Clustering Factor measures how ordered table data is relative to index.

Low value:

·        Table rows physically close

·        Fewer block reads

·        Better performance

High value:

·        Rows scattered

·        More I/O

13. Does Simple Index consume space?

Yes.

Stored as separate segment.

Storage depends on:

·        Number of rows

·        Column size

·        Distinct values

Trade-off:

More storage for faster queries.

14. Can Simple Index enforce uniqueness?

Yes, if created as:

CREATE UNIQUE INDEX emp_email_uk
ON employees(email);

Prevents duplicates.

15. Simple Index vs Composite Index

Feature

Simple Index

Composite Index

Columns

One

Multiple

Storage

Smaller

Larger

Query flexibility

Limited

More flexible

Multi-column filters

Less efficient

Better

Simple index best for single-column filtering.

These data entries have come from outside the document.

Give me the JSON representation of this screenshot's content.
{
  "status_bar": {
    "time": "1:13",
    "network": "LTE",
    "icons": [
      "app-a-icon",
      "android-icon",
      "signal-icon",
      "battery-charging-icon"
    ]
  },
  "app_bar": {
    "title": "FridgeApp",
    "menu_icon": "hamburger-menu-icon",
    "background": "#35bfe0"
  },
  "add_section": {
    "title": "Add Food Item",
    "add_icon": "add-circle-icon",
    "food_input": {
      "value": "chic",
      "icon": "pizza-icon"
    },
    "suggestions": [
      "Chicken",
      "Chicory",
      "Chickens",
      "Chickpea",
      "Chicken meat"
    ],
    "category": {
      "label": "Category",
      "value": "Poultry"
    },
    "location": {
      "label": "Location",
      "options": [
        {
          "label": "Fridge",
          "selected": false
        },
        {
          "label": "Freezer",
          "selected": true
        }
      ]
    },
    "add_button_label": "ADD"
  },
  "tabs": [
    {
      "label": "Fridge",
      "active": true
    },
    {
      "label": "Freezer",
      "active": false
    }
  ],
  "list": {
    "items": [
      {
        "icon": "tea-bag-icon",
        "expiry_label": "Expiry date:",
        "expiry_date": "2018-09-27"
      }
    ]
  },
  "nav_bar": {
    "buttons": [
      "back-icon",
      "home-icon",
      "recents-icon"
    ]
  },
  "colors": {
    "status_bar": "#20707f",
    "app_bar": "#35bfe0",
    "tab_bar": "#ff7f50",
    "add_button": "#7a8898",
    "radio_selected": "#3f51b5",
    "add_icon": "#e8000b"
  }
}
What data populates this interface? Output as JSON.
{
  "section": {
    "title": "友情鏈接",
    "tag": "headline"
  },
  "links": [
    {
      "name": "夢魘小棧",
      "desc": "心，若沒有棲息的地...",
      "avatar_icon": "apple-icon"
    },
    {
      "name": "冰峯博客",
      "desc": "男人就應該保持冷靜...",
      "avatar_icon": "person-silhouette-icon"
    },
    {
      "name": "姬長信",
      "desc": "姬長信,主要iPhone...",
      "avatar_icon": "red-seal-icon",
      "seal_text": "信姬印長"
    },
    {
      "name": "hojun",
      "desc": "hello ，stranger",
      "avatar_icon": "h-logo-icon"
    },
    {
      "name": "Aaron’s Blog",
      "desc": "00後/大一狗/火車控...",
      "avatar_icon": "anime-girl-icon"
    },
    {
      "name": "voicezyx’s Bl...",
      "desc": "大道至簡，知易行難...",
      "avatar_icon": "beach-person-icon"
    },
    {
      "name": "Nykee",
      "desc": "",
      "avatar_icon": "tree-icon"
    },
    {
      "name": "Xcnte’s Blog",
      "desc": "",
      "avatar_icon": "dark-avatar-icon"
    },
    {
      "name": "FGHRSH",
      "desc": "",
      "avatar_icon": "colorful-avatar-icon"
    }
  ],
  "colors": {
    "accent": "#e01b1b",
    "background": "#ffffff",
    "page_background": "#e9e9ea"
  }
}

16. How to check if index is used?

Use:

EXPLAIN PLAN FOR
SELECT * FROM employees WHERE salary = 5000;

Look for:

INDEX RANGE SCAN

If you see:

TABLE ACCESS FULL

Index not used.

17. Common mistakes

·        Creating index on low-selectivity column

·        Creating too many indexes

·        Indexing small tables unnecessarily

·        Not gathering statistics

·        Ignoring execution plans

18. Best practices

·        Index columns frequently used in WHERE/JOIN

·        Avoid indexing columns rarely queried

·        Monitor execution plans

·        Avoid redundant indexes

·        Update statistics regularly

·        Index foreign keys in OLTP systems

19. Real-world Example

Query:

SELECT *
FROM orders
WHERE customer_id = 500;

Without index:

·        Full table scan

·        Slow if millions of rows

Solution:

CREATE INDEX orders_cust_idx
ON orders(customer_id);

Now:

·        Index range scan

·        Faster performance

20. Interview Tip

If asked:

“What is a Simple Index in Oracle?”

Answer:

“A Simple Index is a single-column B-Tree index used to improve query performance by storing sorted column values along with ROWIDs. It is best suited for high-cardinality columns frequently used in WHERE or JOIN conditions. While it improves SELECT performance, it adds overhead to INSERT, UPDATE, and DELETE operations.”